After being unable to find parking on the street, you pay to park your car in a garage. Then, you go off and enjoy a wonderful dinner. On your return, you find that your car has been broken into, or, even worse, completely gone.

Is the parking garage responsible for your loss? Can you sue?

Parking Garage Liability

The answer is that it depends. Courts have issued conflicting decisions the question of a parking garage owner's liability for car damages or thefts. Generally, to determine liability, courts will consider whether the situation was a bailment or a lease.

Bailment

Bailment is "the transfer of possession but not ownership of personal property for a limited time or specified purpose." In cases of bailment, you relinquish temporary control of your property to another person. For example, a coat check is a bailment. You give the coat checker possession of your coat, and you no longer have any control over the coat while it's in the checker's possession.

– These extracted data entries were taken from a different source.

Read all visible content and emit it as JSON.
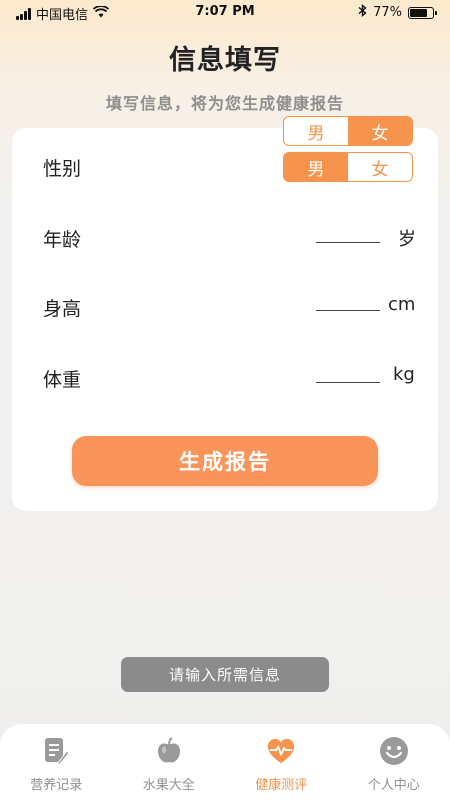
{
  "status_bar": {
    "carrier": "中国电信",
    "time": "7:07 PM",
    "battery": "77%",
    "battery_level": 0.77,
    "icons": [
      "signal-icon",
      "wifi-icon",
      "bluetooth-icon",
      "battery-icon"
    ]
  },
  "header": {
    "title": "信息填写",
    "subtitle": "填写信息，将为您生成健康报告"
  },
  "gender_toggle_top": {
    "options": [
      "男",
      "女"
    ],
    "selected": "女"
  },
  "form": {
    "gender": {
      "label": "性别",
      "options": [
        "男",
        "女"
      ],
      "selected": "男"
    },
    "age": {
      "label": "年龄",
      "value": "",
      "unit": "岁"
    },
    "height": {
      "label": "身高",
      "value": "",
      "unit": "cm"
    },
    "weight": {
      "label": "体重",
      "value": "",
      "unit": "kg"
    },
    "submit_label": "生成报告"
  },
  "toast": {
    "message": "请输入所需信息"
  },
  "tab_bar": {
    "active": "health",
    "tabs": [
      {
        "key": "nutrition",
        "label": "营养记录",
        "icon": "notes-icon"
      },
      {
        "key": "fruits",
        "label": "水果大全",
        "icon": "fruit-icon"
      },
      {
        "key": "health",
        "label": "健康测评",
        "icon": "heart-pulse-icon"
      },
      {
        "key": "profile",
        "label": "个人中心",
        "icon": "smiley-icon"
      }
    ]
  },
  "colors": {
    "accent": "#f6934c",
    "button": "#f9955a",
    "toast_bg": "#8b8b8b",
    "tab_inactive": "#8f8f8f"
  }
}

In bailment transactions, the bailor (the person you give your possessions too) has a duty to take reasonable steps to care for your property.

In most cases, if you've relinquished possession of your keys and cars to a valet or parking garage operator, the transaction is a bailment. The parking garage will be liable for theft or damage to your car.

Lease

Alternatively, if you parked the car yourself and kept your keys, most courts would consider this a lease. By parking your car yourself and keeping the keys, you did not relinquish possession of your property. In most cases, parking lot operators are not liable for theft or damages in case of a lease.

Paid a Fee, Bailment or Lease?

Let's consider a third situation. You paid a fee to get into a parking lot and parked the car yourself. You lock the car and take the keys with you. Is this a bailment or a lease.

The majority opinion among courts is that this is a lease, and the parking lot operator does not have liability. However, in a minority of cases, such as Nargi v. Parking Associates Corp from New York, courts have held that this situation is a bailment, and a parking operator is liable if it doesn't exercise due care to protect the cars.

If your car has been damaged or stolen from a parking lot, consult with an experienced attorney to assess the parking garage operator's liability and your options.